Daar staat tegenover dat aangeefster – in de regel door een besluit van de algemene vergadering van aandeelhouders – mogelijk op grond van artikel 2:19 lid 1 BW kan worden ontbonden. Ingevolge artikel 2:19 lid 4 BW houdt de rechtspersoon die op het tijdstip van zijn ontbinding geen baten meer heeft, alsdan op te bestaan. In dat geval doet het bestuur daarvan opgaaf aan de registers waar de rechtspersoon is ingeschreven. Het is vervolgens aan (een van) de crediteuren om - in het kader van een eventueel verzoek tot faillietverklaring - aannemelijk te maken dat er toch baten zijn en dat hij/zij bij vereffening (enige) betaling zou(den) hebben ontvangen.
Onder deze omstandigheden heeft aangeefster onvoldoende belang bij het verzoek tot faillietverklaring.

3.De beslissing

De rechtbank:
- verklaart [naam 1] B.V. niet-ontvankelijk in haar verzoek.
Deze beschikking is op 20 september 2018 gegeven door mr. F. Damsteegt-Molier, rechter, in aanwezigheid van mr.
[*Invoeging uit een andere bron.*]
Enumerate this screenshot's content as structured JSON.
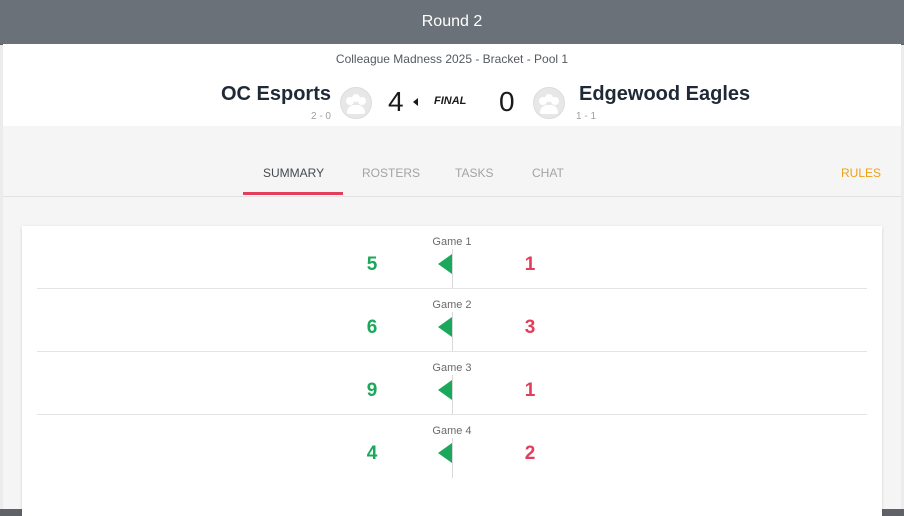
{
  "header": {
    "title": "Round 2"
  },
  "match": {
    "subtitle": "Colleague Madness 2025 - Bracket - Pool 1",
    "home": {
      "name": "OC Esports",
      "record": "2 - 0",
      "score": "4",
      "avatar_icon": "team-avatar-icon"
    },
    "away": {
      "name": "Edgewood Eagles",
      "record": "1 - 1",
      "score": "0",
      "avatar_icon": "team-avatar-icon"
    },
    "status": "FINAL"
  },
  "tabs": [
    {
      "label": "SUMMARY",
      "active": true
    },
    {
      "label": "ROSTERS",
      "active": false
    },
    {
      "label": "TASKS",
      "active": false
    },
    {
      "label": "CHAT",
      "active": false
    }
  ],
  "rules_label": "RULES",
  "games": [
    {
      "label": "Game 1",
      "home_score": "5",
      "away_score": "1",
      "winner_icon": "winner-flag-left-icon"
    },
    {
      "label": "Game 2",
      "home_score": "6",
      "away_score": "3",
      "winner_icon": "winner-flag-left-icon"
    },
    {
      "label": "Game 3",
      "home_score": "9",
      "away_score": "1",
      "winner_icon": "winner-flag-left-icon"
    },
    {
      "label": "Game 4",
      "home_score": "4",
      "away_score": "2",
      "winner_icon": "winner-flag-left-icon"
    }
  ],
  "colors": {
    "header_bg": "#6b7178",
    "win": "#1aa85a",
    "loss": "#e23d5a",
    "tab_underline": "#e23d5a",
    "rules": "#e9a21a"
  }
}
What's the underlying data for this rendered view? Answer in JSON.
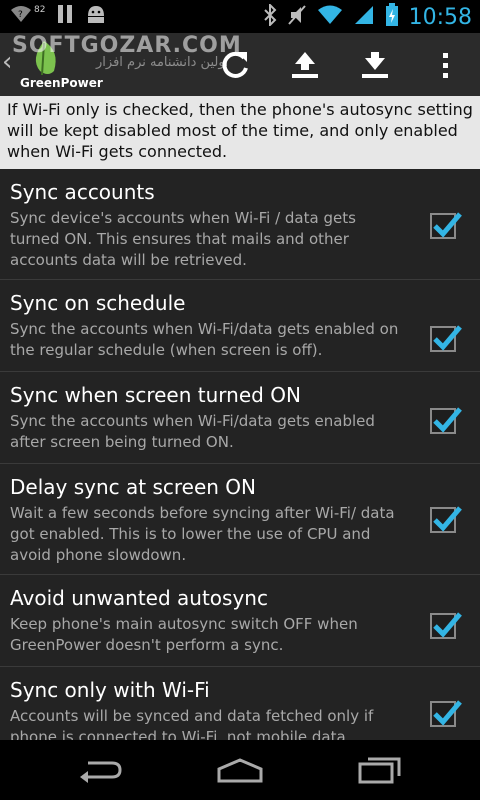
{
  "status_bar": {
    "notification_count": "82",
    "time": "10:58"
  },
  "action_bar": {
    "watermark": "SOFTGOZAR.COM",
    "watermark_sub": "اولین دانشنامه نرم افزار",
    "app_name": "GreenPower",
    "icons": [
      "back-chevron-icon",
      "refresh-icon",
      "upload-icon",
      "download-icon",
      "overflow-menu-icon"
    ]
  },
  "info_text": "If Wi-Fi only is checked, then the phone's autosync setting will be kept disabled most of the time, and only enabled when Wi-Fi gets connected.",
  "settings": [
    {
      "title": "Sync accounts",
      "summary": "Sync device's accounts when Wi-Fi / data gets turned ON. This ensures that mails and other accounts data will be retrieved.",
      "checked": true
    },
    {
      "title": "Sync on schedule",
      "summary": "Sync the accounts when Wi-Fi/data gets enabled on the regular schedule (when screen is off).",
      "checked": true
    },
    {
      "title": "Sync when screen turned ON",
      "summary": "Sync the accounts when Wi-Fi/data gets enabled after screen being turned ON.",
      "checked": true
    },
    {
      "title": "Delay sync at screen ON",
      "summary": "Wait a few seconds before syncing after Wi-Fi/ data got enabled. This is to lower the use of CPU and avoid phone slowdown.",
      "checked": true
    },
    {
      "title": "Avoid unwanted autosync",
      "summary": "Keep phone's main autosync switch OFF when GreenPower doesn't perform a sync.",
      "checked": true
    },
    {
      "title": "Sync only with Wi-Fi",
      "summary": "Accounts will be synced and data fetched only if phone is connected to Wi-Fi, not mobile data.",
      "checked": true
    }
  ],
  "colors": {
    "accent": "#33b5e5",
    "info_bg": "#e7e7e7",
    "list_bg": "#232323",
    "action_bar_bg": "#2b2b2b"
  }
}
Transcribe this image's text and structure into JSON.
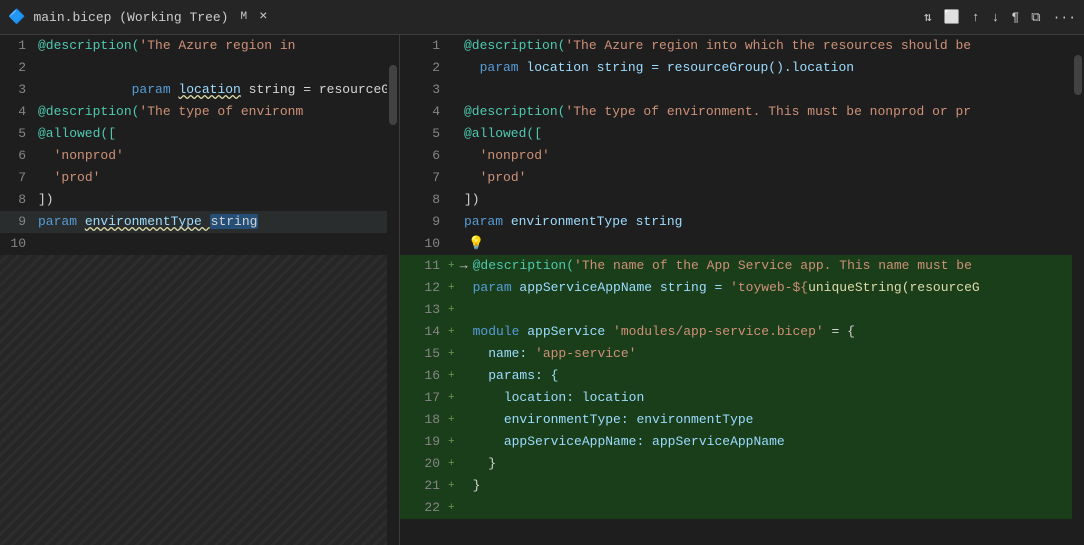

A.M. Pieters-Boelhouwer, griffier. [1]

Voetnoten

1.Tegen deze uitspraak kan degene aan wie de Faillissementswet dat recht toekent, gedurende acht dagen na de dag van deze uitspraak, hoger beroep instellen. Het hoger beroep kan uitsluitend door een advocaat worden ingesteld bij een verzoekschrift, in te dienen ter griffie van het gerechtshof dat van deze zaak kennis moet nemen.